In Chapter 2, Treiman introduces the basic concepts of causal analysis using path diagrams and analysis of cross-tabulations. He also introduces the method of ‘direct standardization’, which is to show bivariate relationship (between X and Y) after adjusting for effects of control variables. In the assignment the goal is to imitate these materials as much as we can on the variables AGE, GENDER, EDUC (from Z06a1) and INCOME (from Z34a) in the ISSP 2007/2008 database in the Netherlands.

Notice that I have added the data documentation and the original questionnaires to the zip-archive on the website.

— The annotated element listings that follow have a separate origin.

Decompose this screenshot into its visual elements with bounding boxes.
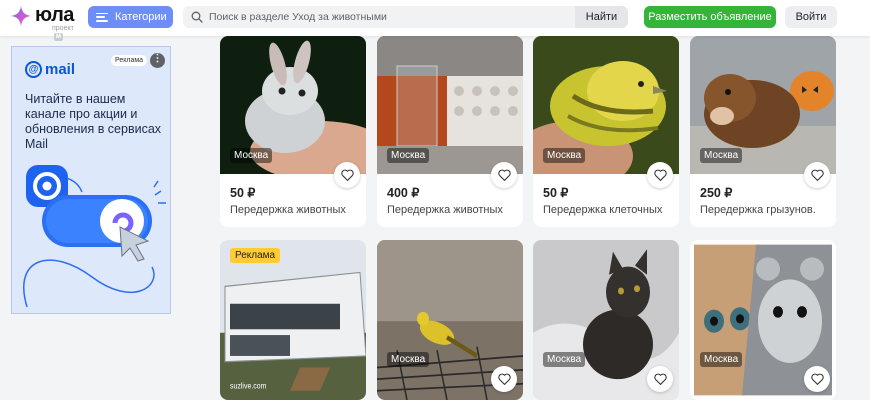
listing-card[interactable]: Москва 50 ₽ Передержка клеточных (533, 36, 679, 227)
listing-card[interactable]: Москва (377, 240, 523, 400)
listing-title[interactable]: Передержка животных (230, 204, 360, 216)
ad-illustration-icon (23, 165, 166, 308)
listing-card-promoted[interactable]: suzlive.com Реклама (220, 240, 366, 400)
search-icon (191, 11, 203, 23)
listing-title[interactable]: Передержка грызунов. (700, 204, 830, 216)
login-button[interactable]: Войти (785, 6, 837, 28)
youla-logo[interactable]: юла проектM (10, 4, 80, 41)
listing-card[interactable]: Москва (533, 240, 679, 400)
listing-card[interactable]: Москва (690, 240, 836, 400)
city-label: Москва (387, 148, 430, 163)
listing-card[interactable]: Москва 400 ₽ Передержка животных (377, 36, 523, 227)
favorite-heart-icon[interactable] (804, 162, 830, 188)
favorite-heart-icon[interactable] (647, 162, 673, 188)
city-label: Москва (543, 148, 586, 163)
favorite-heart-icon[interactable] (491, 162, 517, 188)
favorite-heart-icon[interactable] (647, 366, 673, 392)
listing-photo: suzlive.com (220, 240, 366, 400)
listing-price: 50 ₽ (543, 186, 569, 200)
ad-text: Читайте в нашем канале про акции и обнов… (25, 92, 162, 151)
listing-card[interactable]: Москва 50 ₽ Передержка животных (220, 36, 366, 227)
watermark: suzlive.com (230, 381, 266, 391)
listing-price: 50 ₽ (230, 186, 256, 200)
at-icon: @ (25, 61, 42, 78)
listing-card[interactable]: Москва 250 ₽ Передержка грызунов. (690, 36, 836, 227)
find-button[interactable]: Найти (575, 6, 628, 28)
city-label: Москва (700, 352, 743, 367)
city-label: Москва (230, 148, 273, 163)
favorite-heart-icon[interactable] (334, 162, 360, 188)
promoted-badge: Реклама (230, 248, 281, 263)
favorite-heart-icon[interactable] (491, 366, 517, 392)
ad-label: Реклама (111, 55, 148, 66)
menu-icon (96, 12, 108, 22)
city-label: Москва (387, 352, 430, 367)
post-ad-button[interactable]: Разместить объявление (644, 6, 776, 28)
mail-logo: @ mail (25, 61, 75, 78)
search-input[interactable] (209, 11, 569, 23)
listing-price: 400 ₽ (387, 186, 420, 200)
top-header: юла проектM Категории Найти Разместить о… (0, 0, 870, 41)
favorite-heart-icon[interactable] (804, 366, 830, 392)
city-label: Москва (543, 352, 586, 367)
listing-title[interactable]: Передержка животных (387, 204, 517, 216)
categories-label: Категории (115, 11, 167, 23)
listing-title[interactable]: Передержка клеточных (543, 204, 673, 216)
more-icon[interactable]: ⋮ (150, 53, 165, 68)
logo-subtitle: проектM (52, 25, 74, 41)
listing-price: 250 ₽ (700, 186, 733, 200)
logo-text: юла (35, 4, 74, 26)
city-label: Москва (700, 148, 743, 163)
search-box (183, 6, 575, 28)
categories-button[interactable]: Категории (88, 6, 173, 28)
mail-ad-banner[interactable]: @ mail Реклама ⋮ Читайте в нашем канале … (11, 46, 171, 314)
star-logo-icon (10, 5, 32, 27)
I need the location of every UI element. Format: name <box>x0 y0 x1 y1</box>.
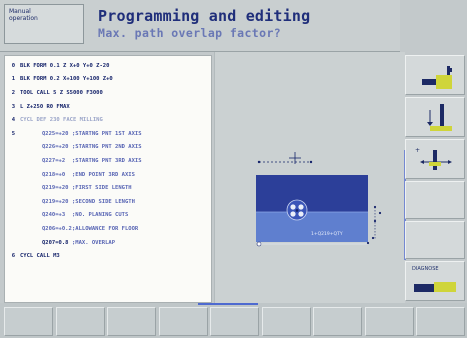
q-parameter-comment: ;STARTNG PNT 1ST AXIS <box>72 130 142 137</box>
line-code: CYCL CALL M3 <box>20 253 60 260</box>
mode-line-2: operation <box>9 15 38 22</box>
q-parameter: Q226=+20 <box>42 144 69 151</box>
line-code: Q227=+2 ;STARTNG PNT 3RD AXIS <box>20 158 142 164</box>
softkey-bottom-9[interactable] <box>416 307 465 336</box>
q-parameter-comment: ;NO. PLANING CUTS <box>72 212 129 219</box>
active-softkey-indicator <box>198 303 258 305</box>
program-line[interactable]: 4 CYCL DEF 230 FACE MILLING <box>5 113 211 127</box>
page-title: Programming and editing <box>98 7 311 25</box>
softkey-bottom-8[interactable] <box>364 307 414 336</box>
program-line[interactable]: 2 TOOL CALL 5 Z S5000 F3000 <box>5 86 211 100</box>
line-number: 2 <box>11 89 15 96</box>
softkey-bottom-2[interactable] <box>55 307 105 336</box>
program-line[interactable]: 6 CYCL CALL M3 <box>5 249 211 263</box>
diagnose-label: DIAGNOSE <box>412 266 439 272</box>
softkey-tool[interactable] <box>405 55 465 95</box>
graphic-annotation: 1+Q219+QTY <box>311 231 343 237</box>
q-parameter-comment: ;SECOND SIDE LENGTH <box>72 198 135 205</box>
line-code: Q219=+20 ;SECOND SIDE LENGTH <box>20 199 135 205</box>
line-code: BLK FORM 0.1 Z X+0 Y+0 Z-20 <box>20 62 110 69</box>
softkey-bottom-3[interactable] <box>107 307 156 336</box>
program-line[interactable]: 0 BLK FORM 0.1 Z X+0 Y+0 Z-20 <box>5 59 211 73</box>
operating-mode-box: Manual operation <box>4 4 84 44</box>
softkey-diagnose[interactable]: DIAGNOSE <box>405 261 465 301</box>
depth-arrow-icon <box>427 104 452 131</box>
line-code: Q240=+3 ;NO. PLANING CUTS <box>20 212 128 218</box>
line-code: BLK FORM 0.2 X+100 Y+100 Z+0 <box>20 76 113 83</box>
q-parameter: Q227=+2 <box>42 157 66 164</box>
softkey-empty-5[interactable] <box>405 221 465 259</box>
softkey-empty-4[interactable] <box>405 181 465 219</box>
program-line[interactable]: Q219=+20 ;FIRST SIDE LENGTH <box>5 181 211 195</box>
q-parameter-comment: ;STARTNG PNT 2ND AXIS <box>72 144 142 151</box>
program-listing[interactable]: 0 BLK FORM 0.1 Z X+0 Y+0 Z-20 1 BLK FORM 0.… <box>4 55 212 303</box>
line-code: CYCL DEF 230 FACE MILLING <box>20 117 103 124</box>
line-code: Q207=0.8 ;MAX. OVERLAP <box>20 240 115 246</box>
line-number: 3 <box>11 103 15 110</box>
program-line[interactable]: Q240=+3 ;NO. PLANING CUTS <box>5 209 211 223</box>
program-line[interactable]: 5 Q225=+20 ;STARTNG PNT 1ST AXIS <box>5 127 211 141</box>
softkey-bottom-1[interactable] <box>4 307 53 336</box>
softkey-bottom-4[interactable] <box>158 307 208 336</box>
program-line[interactable]: Q206=+0.2;ALLOWANCE FOR FLOOR <box>5 222 211 236</box>
q-parameter: Q207=0.8 <box>42 239 69 246</box>
line-number: 5 <box>11 130 15 137</box>
program-line[interactable]: 3 L Z+250 R0 FMAX <box>5 100 211 114</box>
mode-line-1: Manual <box>9 8 31 15</box>
tool-holder-icon <box>422 66 452 89</box>
q-parameter: Q240=+3 <box>42 212 66 219</box>
program-line[interactable]: Q207=0.8 ;MAX. OVERLAP <box>5 236 211 250</box>
line-number: 4 <box>11 117 15 124</box>
line-number: 6 <box>11 253 15 260</box>
program-line[interactable]: Q226=+20 ;STARTNG PNT 2ND AXIS <box>5 141 211 155</box>
program-line[interactable]: Q219=+20 ;SECOND SIDE LENGTH <box>5 195 211 209</box>
dialog-prompt: Max. path overlap factor? <box>98 26 282 40</box>
q-parameter-comment: ;MAX. OVERLAP <box>72 239 116 246</box>
line-code: Q219=+20 ;FIRST SIDE LENGTH <box>20 185 132 191</box>
q-parameter-comment: ;END POINT 3RD AXIS <box>72 171 135 178</box>
q-parameter: Q219=+20 <box>42 185 69 192</box>
line-code: L Z+250 R0 FMAX <box>20 103 70 110</box>
line-number: 0 <box>11 62 15 69</box>
q-parameter: Q218=+0 <box>42 171 66 178</box>
q-parameter-comment: ;STARTNG PNT 3RD AXIS <box>72 157 142 164</box>
q-parameter-comment: ;ALLOWANCE FOR FLOOR <box>72 225 139 232</box>
line-code: TOOL CALL 5 Z S5000 F3000 <box>20 89 103 96</box>
workpiece-front <box>256 212 368 242</box>
softkey-bottom-5[interactable] <box>210 307 259 336</box>
softkey-depth[interactable] <box>405 97 465 137</box>
softkey-bottom-6[interactable] <box>261 307 311 336</box>
svg-text:+: + <box>415 147 420 154</box>
q-parameter: Q206=+0.2 <box>42 225 72 232</box>
vertical-softkey-bar: + DIAGNOSE <box>405 55 465 301</box>
q-parameter-comment: ;FIRST SIDE LENGTH <box>72 185 132 192</box>
program-line[interactable]: Q218=+0 ;END POINT 3RD AXIS <box>5 168 211 182</box>
line-code: Q226=+20 ;STARTNG PNT 2ND AXIS <box>20 144 142 150</box>
header-bar: Manual operation Programming and editing… <box>0 0 400 52</box>
axis-arrows-icon: + <box>415 147 452 170</box>
softkey-axis[interactable]: + <box>405 139 465 179</box>
help-graphic: 1+Q219+QTY <box>214 52 406 303</box>
cutter-icon <box>286 199 308 221</box>
line-code: Q225=+20 ;STARTNG PNT 1ST AXIS <box>20 131 142 137</box>
softkey-bottom-7[interactable] <box>313 307 362 336</box>
horizontal-softkey-bar <box>0 303 467 338</box>
program-line[interactable]: Q227=+2 ;STARTNG PNT 3RD AXIS <box>5 154 211 168</box>
line-code: Q206=+0.2;ALLOWANCE FOR FLOOR <box>20 226 138 232</box>
q-parameter: Q225=+20 <box>42 130 69 137</box>
program-line[interactable]: 1 BLK FORM 0.2 X+100 Y+100 Z+0 <box>5 73 211 87</box>
face-milling-sketch: 1+Q219+QTY <box>256 152 382 247</box>
q-parameter: Q219=+20 <box>42 198 69 205</box>
cnc-screen: Manual operation Programming and editing… <box>0 0 467 338</box>
workpiece-top <box>256 175 368 212</box>
line-code: Q218=+0 ;END POINT 3RD AXIS <box>20 172 135 178</box>
line-number: 1 <box>11 76 15 83</box>
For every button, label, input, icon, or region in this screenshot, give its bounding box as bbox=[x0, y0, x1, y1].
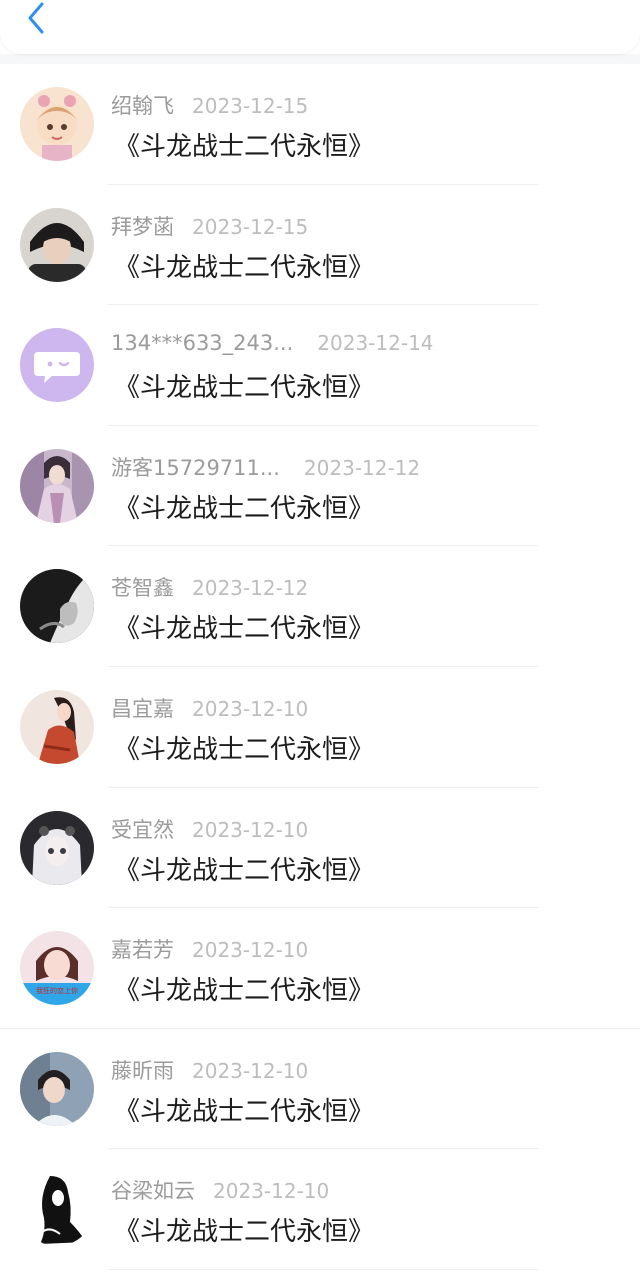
post-date: 2023-12-15 bbox=[192, 94, 309, 118]
item-meta: 游客15729711... 2023-12-12 bbox=[111, 452, 420, 482]
work-title: 《斗龙战士二代永恒》 bbox=[114, 1096, 375, 1127]
back-button[interactable] bbox=[14, 0, 58, 40]
avatar[interactable] bbox=[20, 448, 94, 523]
list-item[interactable]: 134***633_243... 2023-12-14 《斗龙战士二代永恒》 bbox=[0, 305, 640, 426]
post-date: 2023-12-12 bbox=[192, 576, 309, 601]
post-date: 2023-12-10 bbox=[213, 1179, 330, 1204]
list-item[interactable]: 我狂的恋上你 嘉若芳 2023-12-10 《斗龙战士二代永恒》 bbox=[0, 908, 640, 1029]
post-date: 2023-12-10 bbox=[192, 938, 309, 963]
post-date: 2023-12-10 bbox=[192, 817, 309, 842]
user-name[interactable]: 藤昕雨 bbox=[111, 1055, 174, 1085]
item-meta: 134***633_243... 2023-12-14 bbox=[111, 331, 434, 355]
work-title: 《斗龙战士二代永恒》 bbox=[114, 855, 375, 886]
avatar[interactable] bbox=[20, 87, 94, 161]
list-item[interactable]: 苍智鑫 2023-12-12 《斗龙战士二代永恒》 bbox=[0, 546, 640, 667]
item-meta: 藤昕雨 2023-12-10 bbox=[111, 1055, 308, 1085]
list-item[interactable]: 绍翰飞 2023-12-15 《斗龙战士二代永恒》 bbox=[0, 64, 640, 185]
top-bar bbox=[0, 0, 640, 54]
user-name[interactable]: 苍智鑫 bbox=[111, 572, 174, 602]
avatar[interactable] bbox=[20, 207, 94, 282]
work-title: 《斗龙战士二代永恒》 bbox=[114, 493, 375, 524]
user-name[interactable]: 昌宜嘉 bbox=[111, 693, 174, 723]
item-meta: 苍智鑫 2023-12-12 bbox=[111, 572, 308, 602]
item-meta: 谷梁如云 2023-12-10 bbox=[111, 1175, 329, 1205]
avatar[interactable] bbox=[20, 1172, 94, 1247]
user-name[interactable]: 游客15729711... bbox=[111, 452, 280, 482]
user-name[interactable]: 拜梦菡 bbox=[111, 211, 174, 241]
user-name[interactable]: 134***633_243... bbox=[111, 331, 293, 355]
avatar[interactable]: 我狂的恋上你 bbox=[20, 931, 94, 1006]
work-title: 《斗龙战士二代永恒》 bbox=[114, 614, 375, 645]
avatar[interactable] bbox=[20, 1051, 94, 1126]
item-meta: 拜梦菡 2023-12-15 bbox=[111, 211, 308, 241]
comment-list: 绍翰飞 2023-12-15 《斗龙战士二代永恒》 拜梦菡 2023-12-15 bbox=[0, 64, 640, 1270]
post-date: 2023-12-10 bbox=[192, 1058, 309, 1083]
user-name[interactable]: 受宜然 bbox=[111, 814, 174, 844]
work-title: 《斗龙战士二代永恒》 bbox=[114, 132, 375, 162]
work-title: 《斗龙战士二代永恒》 bbox=[114, 734, 375, 765]
avatar[interactable] bbox=[20, 689, 94, 764]
list-item[interactable]: 昌宜嘉 2023-12-10 《斗龙战士二代永恒》 bbox=[0, 667, 640, 788]
item-meta: 昌宜嘉 2023-12-10 bbox=[111, 693, 308, 723]
comment-list-page: 绍翰飞 2023-12-15 《斗龙战士二代永恒》 拜梦菡 2023-12-15 bbox=[0, 0, 640, 1284]
avatar-caption: 我狂的恋上你 bbox=[36, 986, 78, 995]
user-name[interactable]: 嘉若芳 bbox=[111, 934, 174, 964]
post-date: 2023-12-10 bbox=[192, 696, 309, 721]
work-title: 《斗龙战士二代永恒》 bbox=[114, 373, 375, 404]
avatar[interactable] bbox=[20, 569, 94, 644]
list-item[interactable]: 谷梁如云 2023-12-10 《斗龙战士二代永恒》 bbox=[0, 1149, 640, 1270]
list-item[interactable]: 游客15729711... 2023-12-12 《斗龙战士二代永恒》 bbox=[0, 426, 640, 547]
user-name[interactable]: 谷梁如云 bbox=[111, 1175, 195, 1205]
list-item[interactable]: 受宜然 2023-12-10 《斗龙战士二代永恒》 bbox=[0, 788, 640, 909]
work-title: 《斗龙战士二代永恒》 bbox=[114, 976, 375, 1007]
post-date: 2023-12-12 bbox=[303, 455, 421, 480]
chevron-left-icon bbox=[25, 1, 47, 39]
post-date: 2023-12-14 bbox=[317, 331, 434, 356]
item-meta: 受宜然 2023-12-10 bbox=[111, 814, 308, 844]
list-item[interactable]: 藤昕雨 2023-12-10 《斗龙战士二代永恒》 bbox=[0, 1029, 640, 1150]
header-spacer bbox=[0, 54, 640, 64]
item-meta: 嘉若芳 2023-12-10 bbox=[111, 934, 308, 964]
item-meta: 绍翰飞 2023-12-15 bbox=[111, 90, 308, 120]
post-date: 2023-12-15 bbox=[192, 214, 309, 239]
list-item[interactable]: 拜梦菡 2023-12-15 《斗龙战士二代永恒》 bbox=[0, 185, 640, 306]
work-title: 《斗龙战士二代永恒》 bbox=[114, 252, 375, 283]
user-name[interactable]: 绍翰飞 bbox=[111, 90, 174, 120]
avatar[interactable] bbox=[20, 328, 94, 403]
work-title: 《斗龙战士二代永恒》 bbox=[114, 1217, 375, 1248]
divider bbox=[108, 1268, 538, 1270]
avatar[interactable] bbox=[20, 810, 94, 885]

  1. Draw a path diagram of the four variables that shows the causal order and the possible (hypothetical) influences among these. Specify your expectation: is there going to be a positive, negative or no causal relationship between the four variables? In which direction will the causal influences flow? Specify your ideas also in terms of confounding/suppressing and indirect effects.
  1. Restrict your effective sample to observations to persons in ‘working age’ (25-64) with valid observations on the remaining variables. Describe in a table how many cases of the original sample get lost because of the effective sample specifications.
  1. Recode the AGE variable to four categories (25-34; .. ; 55-64) and EDUC to three categories (LO-, LO, MAVO, kMBO; HAVO, VWO, MBO; HBO, WO). Recode the INCOME variables to its scaling in euro’s using categories mid-points. Show a table that describes the nature and results of these data manipulation.
  1. Show the bivariate relationship between EDUC and INCOME, raw and controlled for AGE and GENDER in crosstabulations, in the sequence of Treiman’s tables 1.1-1.5. However, while Treiman uses a dichotomy (percent militant) as a dependent variable in his example, we can use mean (or median?) INCOME.
  1. Describe the relationship between EDUC and INCOME as accurately as you can in words, and then specify what differences controlling AGE and GENDER makes.
  1. Do the procedure also the other way around: show the bivariate relationship between AGE and INCOME, raw and controlled for EDUC and GENDER in crosstabulations and interpret the results.
  1. Advanced (and optional): applying the algorithm described on Treiman p.30 (which can be implemented in Excel) or by using the stata commands referred to in his ch2.do, calculate the adjusted incomes by education, controlling for age and gender; the adjusted incomes by age, controlling for education and gender; and the adjusted incomes by gender, controlling for education and age.
  1. Advanced (and optional): Model the same data with a linear model (regress in Stata or UniAnova in SPSS), that allows you to obtain EMMeans (estimated means) and compare / interpret these values with the ones obtained after direct standardization.

Technical specifications:

Separate text and tables in your report (make two documents, with a clear cross-reference). Put each table at a separate page.

All your tables should look professional, fully documented (use informative headers and footers), and at the same time as parsimoneous as you can get them.

Your text should preferable be bullet-style, but still be clear.

Hand in the assignment by Wednesday April 9, 23:59, by e-mail. Make sure the files name clearly reflect the number of the assignment and your name (MDA_assignment1_Harry.doc).